Is it always safe to remove a published empty section?

The difference for the class itself is none - however the important thing is that the default visibility of any class that inherits from a class with {$M+} then changes from public to published!

See this example code:

uses
  TypInfo;

type
  TMyClass = class
  private
    fName: string;
    property Name: string read fName;
  published
  end;

  TMyOtherClass = class(TMyClass)
    property Name;
  end;

var
  propCount, i: Integer;
  props: PPropList;
begin
  propCount := GetPropList(TypeInfo(TMyOtherClass), props);
  for i := 0 to propcount - 1 do
    Writeln(props^[i].Name);
  Readln;
end.

You can see that it lists the Name property but when you remove the published from TMyClass it will not - that is because once TMyClass got {$M+} added any member declared without explicitly stating the visibility it will be published opposed to public.
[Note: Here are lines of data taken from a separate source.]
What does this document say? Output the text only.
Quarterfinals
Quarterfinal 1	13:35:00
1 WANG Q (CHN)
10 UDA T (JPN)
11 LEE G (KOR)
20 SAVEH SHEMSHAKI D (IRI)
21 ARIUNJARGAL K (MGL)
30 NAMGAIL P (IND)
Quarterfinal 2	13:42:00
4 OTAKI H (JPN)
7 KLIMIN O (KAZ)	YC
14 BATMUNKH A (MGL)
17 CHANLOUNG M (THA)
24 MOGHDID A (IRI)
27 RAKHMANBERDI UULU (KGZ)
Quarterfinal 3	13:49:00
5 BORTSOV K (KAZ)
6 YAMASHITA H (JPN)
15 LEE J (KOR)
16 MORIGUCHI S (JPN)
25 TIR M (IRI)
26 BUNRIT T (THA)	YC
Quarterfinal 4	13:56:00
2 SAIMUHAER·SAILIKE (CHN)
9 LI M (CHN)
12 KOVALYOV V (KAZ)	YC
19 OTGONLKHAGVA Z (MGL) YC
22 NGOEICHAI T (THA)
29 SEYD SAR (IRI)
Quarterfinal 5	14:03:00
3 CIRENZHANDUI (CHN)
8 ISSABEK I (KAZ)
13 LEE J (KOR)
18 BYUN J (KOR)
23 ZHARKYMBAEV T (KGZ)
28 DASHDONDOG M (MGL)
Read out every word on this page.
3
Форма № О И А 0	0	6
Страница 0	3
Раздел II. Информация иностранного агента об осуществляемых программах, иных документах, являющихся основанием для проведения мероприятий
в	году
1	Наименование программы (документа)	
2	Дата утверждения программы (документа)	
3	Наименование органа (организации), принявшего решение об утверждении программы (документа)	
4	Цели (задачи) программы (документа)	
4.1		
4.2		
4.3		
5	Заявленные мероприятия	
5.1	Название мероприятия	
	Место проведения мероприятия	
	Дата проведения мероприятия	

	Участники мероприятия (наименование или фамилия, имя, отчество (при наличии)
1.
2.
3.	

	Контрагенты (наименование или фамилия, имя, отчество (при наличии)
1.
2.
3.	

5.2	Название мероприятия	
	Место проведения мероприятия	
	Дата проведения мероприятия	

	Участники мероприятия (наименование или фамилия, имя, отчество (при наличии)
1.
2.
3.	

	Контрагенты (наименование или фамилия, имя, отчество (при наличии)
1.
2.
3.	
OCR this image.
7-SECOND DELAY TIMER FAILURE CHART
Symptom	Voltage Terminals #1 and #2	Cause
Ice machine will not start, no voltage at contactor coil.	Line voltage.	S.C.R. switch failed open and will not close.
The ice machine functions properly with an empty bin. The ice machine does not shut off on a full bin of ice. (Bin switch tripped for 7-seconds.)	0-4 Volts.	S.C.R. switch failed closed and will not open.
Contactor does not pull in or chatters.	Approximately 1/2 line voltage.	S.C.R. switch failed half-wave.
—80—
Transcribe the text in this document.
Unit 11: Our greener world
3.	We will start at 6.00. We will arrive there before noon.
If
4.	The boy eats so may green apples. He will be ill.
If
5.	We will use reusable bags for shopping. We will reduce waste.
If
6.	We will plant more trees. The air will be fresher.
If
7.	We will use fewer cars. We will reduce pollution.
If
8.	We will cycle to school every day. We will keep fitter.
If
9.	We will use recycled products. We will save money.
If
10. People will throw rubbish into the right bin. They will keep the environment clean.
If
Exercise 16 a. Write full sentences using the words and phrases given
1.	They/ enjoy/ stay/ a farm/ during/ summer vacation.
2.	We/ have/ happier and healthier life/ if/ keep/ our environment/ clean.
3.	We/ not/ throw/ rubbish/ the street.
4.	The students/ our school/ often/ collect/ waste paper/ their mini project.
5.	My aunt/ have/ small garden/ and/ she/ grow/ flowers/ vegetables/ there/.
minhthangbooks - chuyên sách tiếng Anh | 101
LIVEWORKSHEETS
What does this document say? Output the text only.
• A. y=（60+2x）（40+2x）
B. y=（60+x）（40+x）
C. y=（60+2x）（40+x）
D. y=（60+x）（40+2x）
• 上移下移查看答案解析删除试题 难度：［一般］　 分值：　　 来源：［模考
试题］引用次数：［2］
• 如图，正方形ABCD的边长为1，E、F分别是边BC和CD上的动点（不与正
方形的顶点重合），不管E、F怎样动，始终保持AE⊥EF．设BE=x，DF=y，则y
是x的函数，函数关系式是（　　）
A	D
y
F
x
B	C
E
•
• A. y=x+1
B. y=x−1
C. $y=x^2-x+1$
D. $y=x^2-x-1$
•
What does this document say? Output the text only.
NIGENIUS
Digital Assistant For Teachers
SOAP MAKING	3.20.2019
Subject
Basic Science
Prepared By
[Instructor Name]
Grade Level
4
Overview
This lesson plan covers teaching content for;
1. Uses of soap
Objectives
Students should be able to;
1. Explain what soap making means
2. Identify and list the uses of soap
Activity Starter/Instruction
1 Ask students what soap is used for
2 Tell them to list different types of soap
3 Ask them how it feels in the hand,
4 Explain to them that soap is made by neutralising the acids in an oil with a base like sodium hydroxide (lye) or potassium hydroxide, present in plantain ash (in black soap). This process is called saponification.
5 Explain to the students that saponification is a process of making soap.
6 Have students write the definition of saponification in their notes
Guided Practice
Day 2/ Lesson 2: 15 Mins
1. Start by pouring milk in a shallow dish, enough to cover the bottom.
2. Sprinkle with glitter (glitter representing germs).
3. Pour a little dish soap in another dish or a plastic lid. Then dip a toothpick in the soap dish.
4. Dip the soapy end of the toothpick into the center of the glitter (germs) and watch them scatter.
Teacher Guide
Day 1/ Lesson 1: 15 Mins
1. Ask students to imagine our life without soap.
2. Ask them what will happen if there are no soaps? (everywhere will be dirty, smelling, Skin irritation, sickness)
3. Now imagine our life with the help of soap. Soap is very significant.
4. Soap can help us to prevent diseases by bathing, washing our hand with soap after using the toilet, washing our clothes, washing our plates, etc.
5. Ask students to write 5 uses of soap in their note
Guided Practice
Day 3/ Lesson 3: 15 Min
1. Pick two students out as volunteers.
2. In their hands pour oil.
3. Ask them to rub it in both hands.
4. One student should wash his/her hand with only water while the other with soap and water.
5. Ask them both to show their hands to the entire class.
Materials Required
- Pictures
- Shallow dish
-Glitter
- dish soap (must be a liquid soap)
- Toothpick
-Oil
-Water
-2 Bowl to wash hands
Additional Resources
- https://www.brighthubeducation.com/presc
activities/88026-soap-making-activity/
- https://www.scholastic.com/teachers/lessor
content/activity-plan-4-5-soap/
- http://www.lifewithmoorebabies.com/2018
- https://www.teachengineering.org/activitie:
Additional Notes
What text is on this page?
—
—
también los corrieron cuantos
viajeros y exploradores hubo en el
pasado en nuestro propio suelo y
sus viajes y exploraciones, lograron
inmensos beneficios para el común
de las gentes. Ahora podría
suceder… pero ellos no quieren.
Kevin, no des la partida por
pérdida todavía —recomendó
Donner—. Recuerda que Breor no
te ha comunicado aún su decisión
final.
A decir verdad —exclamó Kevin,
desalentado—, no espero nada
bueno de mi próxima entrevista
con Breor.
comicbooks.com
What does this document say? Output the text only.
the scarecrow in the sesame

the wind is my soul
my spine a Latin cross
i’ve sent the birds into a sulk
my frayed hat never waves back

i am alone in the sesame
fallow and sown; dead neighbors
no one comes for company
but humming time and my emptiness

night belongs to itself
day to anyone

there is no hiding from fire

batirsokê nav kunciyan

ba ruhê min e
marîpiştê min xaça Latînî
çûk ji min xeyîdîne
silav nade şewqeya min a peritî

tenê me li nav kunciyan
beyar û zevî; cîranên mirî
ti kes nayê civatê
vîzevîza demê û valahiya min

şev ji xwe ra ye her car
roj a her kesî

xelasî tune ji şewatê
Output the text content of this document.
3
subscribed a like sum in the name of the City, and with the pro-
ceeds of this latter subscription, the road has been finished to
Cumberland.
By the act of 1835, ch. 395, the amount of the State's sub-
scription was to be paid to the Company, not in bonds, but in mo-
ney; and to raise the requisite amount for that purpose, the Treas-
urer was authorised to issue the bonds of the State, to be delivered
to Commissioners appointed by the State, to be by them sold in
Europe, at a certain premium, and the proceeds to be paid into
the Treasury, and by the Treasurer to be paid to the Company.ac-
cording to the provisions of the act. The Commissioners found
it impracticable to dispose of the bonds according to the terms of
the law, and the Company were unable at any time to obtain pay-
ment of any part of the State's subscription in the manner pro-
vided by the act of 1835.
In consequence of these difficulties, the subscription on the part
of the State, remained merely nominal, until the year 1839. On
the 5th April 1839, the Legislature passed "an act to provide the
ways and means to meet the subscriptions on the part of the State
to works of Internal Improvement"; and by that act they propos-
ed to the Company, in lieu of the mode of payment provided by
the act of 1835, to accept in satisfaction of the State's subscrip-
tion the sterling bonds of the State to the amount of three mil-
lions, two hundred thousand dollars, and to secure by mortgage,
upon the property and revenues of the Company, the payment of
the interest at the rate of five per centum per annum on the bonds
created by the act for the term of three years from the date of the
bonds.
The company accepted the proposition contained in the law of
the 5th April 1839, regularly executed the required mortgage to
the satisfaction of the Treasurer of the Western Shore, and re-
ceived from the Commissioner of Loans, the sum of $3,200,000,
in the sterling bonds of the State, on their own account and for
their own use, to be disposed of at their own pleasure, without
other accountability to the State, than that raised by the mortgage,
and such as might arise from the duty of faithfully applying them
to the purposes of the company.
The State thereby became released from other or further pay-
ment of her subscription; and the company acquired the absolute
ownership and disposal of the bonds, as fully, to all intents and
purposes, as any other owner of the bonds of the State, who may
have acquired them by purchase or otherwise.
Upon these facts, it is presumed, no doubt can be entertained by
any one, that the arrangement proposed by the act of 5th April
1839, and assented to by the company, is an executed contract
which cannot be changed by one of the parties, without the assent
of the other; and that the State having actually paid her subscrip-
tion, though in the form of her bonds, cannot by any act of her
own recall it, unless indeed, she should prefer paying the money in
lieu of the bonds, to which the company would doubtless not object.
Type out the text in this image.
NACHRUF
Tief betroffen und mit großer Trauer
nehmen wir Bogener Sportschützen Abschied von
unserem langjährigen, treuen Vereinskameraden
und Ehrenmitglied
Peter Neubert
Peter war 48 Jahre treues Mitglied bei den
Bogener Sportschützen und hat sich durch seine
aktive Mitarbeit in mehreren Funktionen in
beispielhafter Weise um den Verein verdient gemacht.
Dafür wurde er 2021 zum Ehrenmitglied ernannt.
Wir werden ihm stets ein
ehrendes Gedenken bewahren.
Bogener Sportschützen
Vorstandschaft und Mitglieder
Also other members declared without visibility like fields will be published. This is being used in the streaming system Delphi uses for forms and such. You can for example then call TObject.FieldAddress or TObject.MethodAddress passing in the name of a field or method and get back pointers to the field or method. It only works with published fields and methods.

This is how loading from a dfm sets up all those IDE generated fields like Button1 or connects the Button1Click method to the Button1.OnClick - they are without explicit visibility at the top of your form which inherits from TComponent that has {$M+} declared.


It depends

Does the rest of the code actually require access to RTTI for the class?

Only TPersistent-derived classes have the {$M+} directlive applied to them by default without needing a published section.

A published section is used for DFM streaming, which requires RTTI. Non-persistent classes are not steamed in DFMs, but there are other uses for RTTI.

So, without knowing what the rest of the code does, it is not really known whether removing empty published sections is safe or not.